Serologic SS-A, Ro-52 and SS-B were positive in patient 3, but her symptom was improved and the MRI lesions were disappeared after penicillin treatment. There is no report of autoimmune diseases caused by treponema pallidum. We should pay attention to the relationship between syphilis and autoimmune bodies, and follow up those biomarkers.

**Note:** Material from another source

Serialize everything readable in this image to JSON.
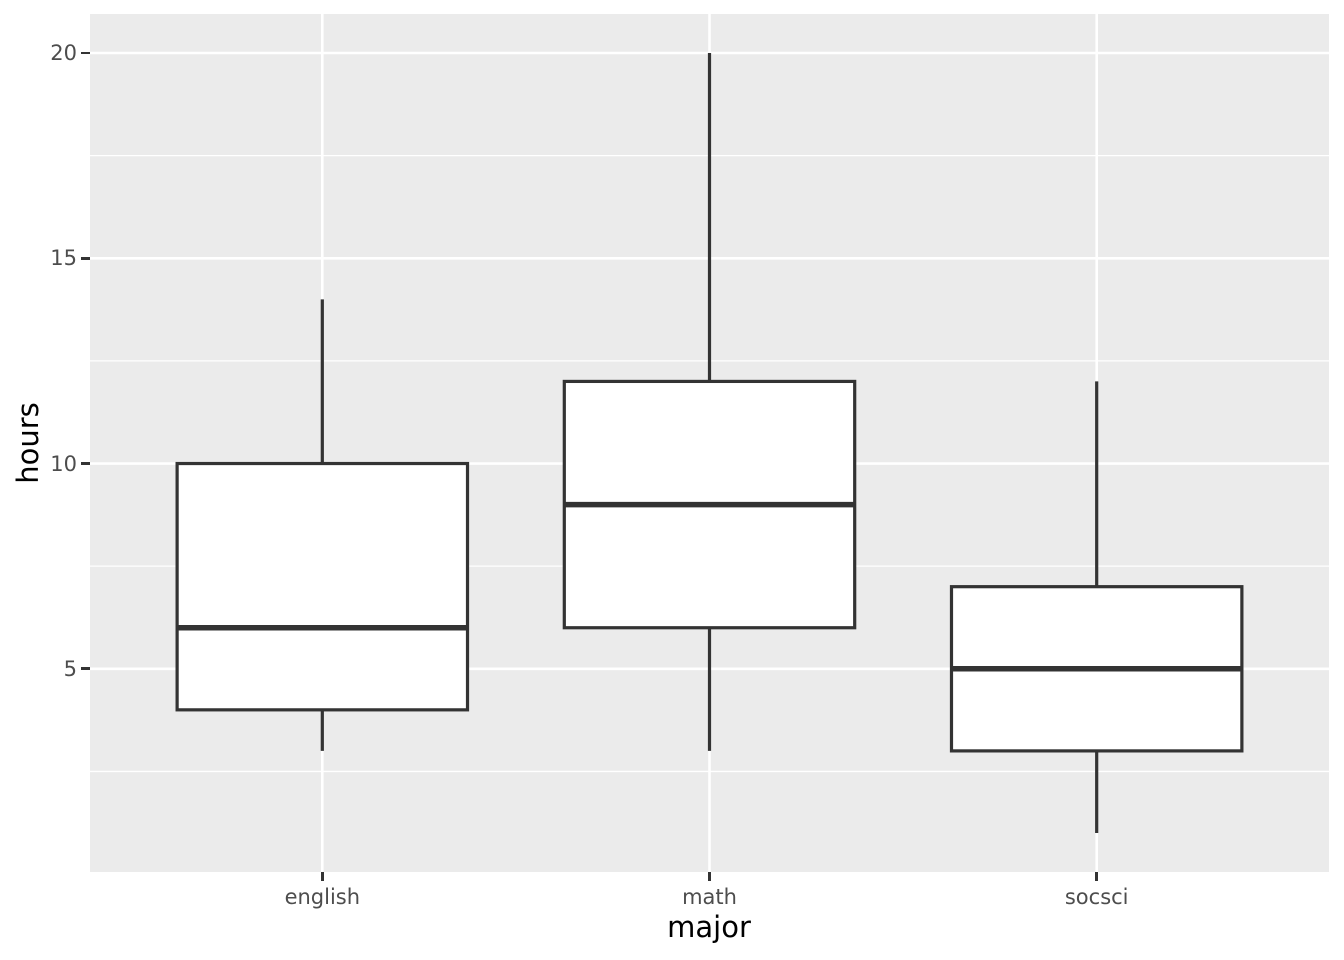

Early diagnosis of neurosyphilis and appropriate antibiotic treatment can result in clinical improvement. The diagnostic challenges illustrate the importance of comprehensive evaluation, including laboratory and neuroimaging examinations should be emphasized. Neurosyphilis is considered to be a treatable disease with early diagnosis and treatment. According to existing literature, the first-choice treatment for neurosyphilis is intravenous penicillin. Patient 2 was originally misdiagnosed with demyelination for 7 years before receiving anti-syphilis treatment. Symptoms showed no obvious improvement after treatment for neurosyphilis. The remaining 3 patients received anti-syphilis treatment timely and their symptoms did improve to varying degrees upon follow-up. As we know, this is the first paper to discuss the treatment and long follow-up time.

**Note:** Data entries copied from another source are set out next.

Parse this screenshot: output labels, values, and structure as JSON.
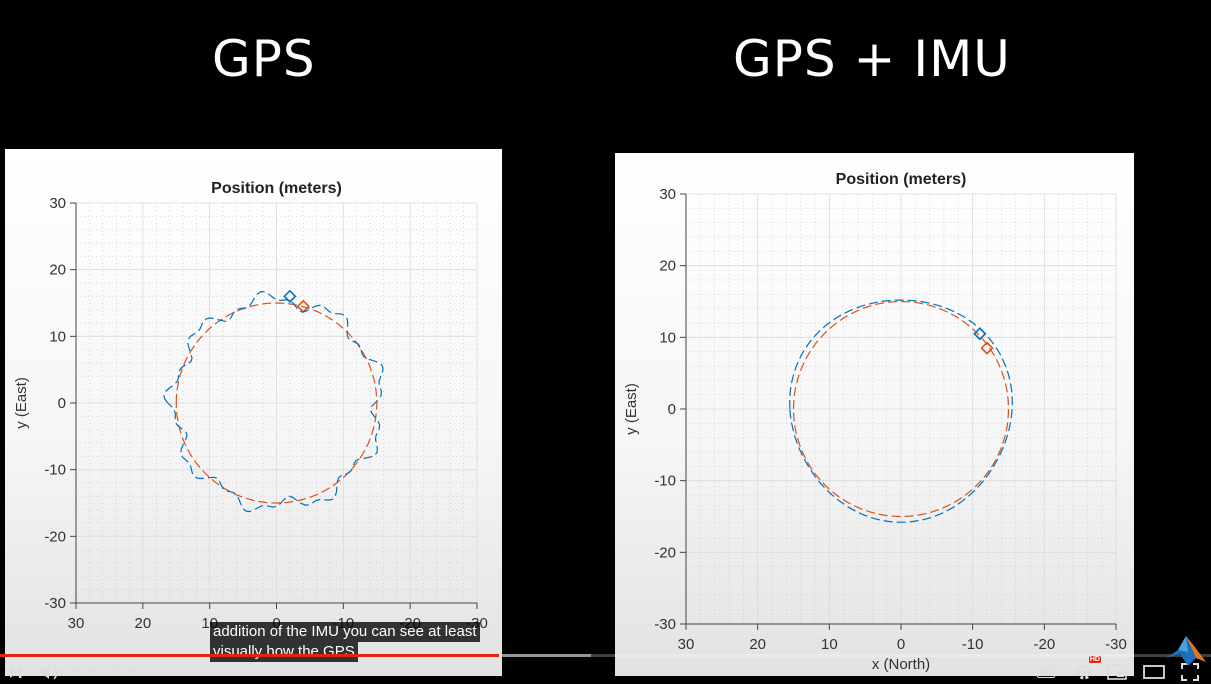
{
  "headings": {
    "left": "GPS",
    "right": "GPS + IMU"
  },
  "charts": {
    "left": {
      "title": "Position (meters)",
      "ylabel": "y (East)",
      "xlabel": "",
      "yticks": [
        "30",
        "20",
        "10",
        "0",
        "-10",
        "-20",
        "-30"
      ],
      "xticks": [
        "30",
        "20",
        "10",
        "0",
        "-10",
        "-20",
        "-30"
      ]
    },
    "right": {
      "title": "Position (meters)",
      "ylabel": "y (East)",
      "xlabel": "x (North)",
      "yticks": [
        "30",
        "20",
        "10",
        "0",
        "-10",
        "-20",
        "-30"
      ],
      "xticks": [
        "30",
        "20",
        "10",
        "0",
        "-10",
        "-20",
        "-30"
      ]
    }
  },
  "chart_data": [
    {
      "type": "line",
      "title": "Position (meters)",
      "xlabel": "",
      "ylabel": "y (East)",
      "xlim": [
        30,
        -30
      ],
      "ylim": [
        -30,
        30
      ],
      "grid": true,
      "series": [
        {
          "color": "#d95319",
          "style": "dashed",
          "shape": "circle",
          "center": [
            0,
            0
          ],
          "radius": 15,
          "marker": {
            "type": "diamond",
            "x": -4,
            "y": 14.5
          }
        },
        {
          "color": "#0072bd",
          "style": "dashed",
          "shape": "noisy-circle",
          "center": [
            0,
            0
          ],
          "radius": 15.5,
          "marker": {
            "type": "diamond",
            "x": -2,
            "y": 16
          }
        }
      ]
    },
    {
      "type": "line",
      "title": "Position (meters)",
      "xlabel": "x (North)",
      "ylabel": "y (East)",
      "xlim": [
        30,
        -30
      ],
      "ylim": [
        -30,
        30
      ],
      "grid": true,
      "series": [
        {
          "color": "#d95319",
          "style": "dashed",
          "shape": "circle",
          "center": [
            0,
            0
          ],
          "radius": 15,
          "marker": {
            "type": "diamond",
            "x": -12,
            "y": 8.5
          }
        },
        {
          "color": "#0072bd",
          "style": "dashed",
          "shape": "smooth-circle",
          "center": [
            0,
            0
          ],
          "radius": 15.5,
          "marker": {
            "type": "diamond",
            "x": -11,
            "y": 10.5
          }
        }
      ]
    }
  ],
  "player": {
    "caption_line1": "addition of the IMU you can see at least",
    "caption_line2": "visually how the GPS",
    "time": "6:05 / 13:59",
    "progress": 0.412,
    "buffered": 0.488,
    "hd_badge": "HD",
    "cc_label": "CC"
  }
}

It was common corticosteroid was given before and during antibiotic therapy in order to prevent the Jarish - Herxheimer reaction. However, as we know, there have been no clinical studies regarding the usefulness of corticosteroid therapy for syphilitic myelitis. However, our case series suggested that corticosteroids may be useful as an adjunctive treatment. Previous study revealed that treatment of systemic corticosteroids may be an important adjunctive therapy for early neurosyphilis presenting with multiple cranial nerve palsies. Moreover, there have been a few reports of gumma treated by corticosteroids without antibiotics. Therefore, corticosteroid treatment could be effective in some clinical forms of neurosyphilis, such as cranial neuropathy, syphilitic myelitis, and gumma. In my study, Patient 1 and patient 3 received combined antibiotics-corticosteroid treatment and the effectiveness of corticosteroid therapy as an adjunctive treatment to improve neurological functions was well. We speculate the reason may be related to corticosteroid can reduce spinal cord edema and inhibit inflammation. Patient 2 only received corticosteroid therapy before penicillin therapy, suggesting that corticosteroid therapy was only adjuvant therapy, penicillin should be given as soon as possible.

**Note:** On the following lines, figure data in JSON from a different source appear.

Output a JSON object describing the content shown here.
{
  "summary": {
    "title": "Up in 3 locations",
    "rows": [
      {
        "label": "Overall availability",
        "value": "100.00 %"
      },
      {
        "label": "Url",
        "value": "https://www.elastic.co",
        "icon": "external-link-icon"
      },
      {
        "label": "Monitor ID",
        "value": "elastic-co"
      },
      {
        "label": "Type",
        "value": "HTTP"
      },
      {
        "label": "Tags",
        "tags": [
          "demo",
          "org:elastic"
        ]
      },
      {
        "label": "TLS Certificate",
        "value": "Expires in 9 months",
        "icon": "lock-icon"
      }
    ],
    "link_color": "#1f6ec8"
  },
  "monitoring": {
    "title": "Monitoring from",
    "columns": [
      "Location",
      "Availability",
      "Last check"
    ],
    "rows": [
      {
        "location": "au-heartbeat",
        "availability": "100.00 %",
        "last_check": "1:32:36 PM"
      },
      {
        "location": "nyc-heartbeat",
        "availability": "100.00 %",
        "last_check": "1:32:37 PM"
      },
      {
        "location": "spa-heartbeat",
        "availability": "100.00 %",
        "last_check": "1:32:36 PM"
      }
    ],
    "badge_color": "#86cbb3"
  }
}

In conclusion, syphilitic myelitis is rare, and clinical and imaging are not specific, hence high misdiagnosis was observed, which prevents patients receiving appropriate and early treatment, and often results in more severe neurologic damage. When encountering long-segment hyperintensity spinal cord lesions, we should think of syphilis and undergo related biomarker test, and all patients should undergo CSF examination as soon as possible when TRUST are positive in serum. Prompt diagnosis and combined antibiotics-corticosteroid therapy may improve neurological prognosis.
Limitations of this study include the small single center nature of our study. Secondly, the number of patients enrolled is low, which may result in the selection bias. Further studies with multi-center randomized findings are needed.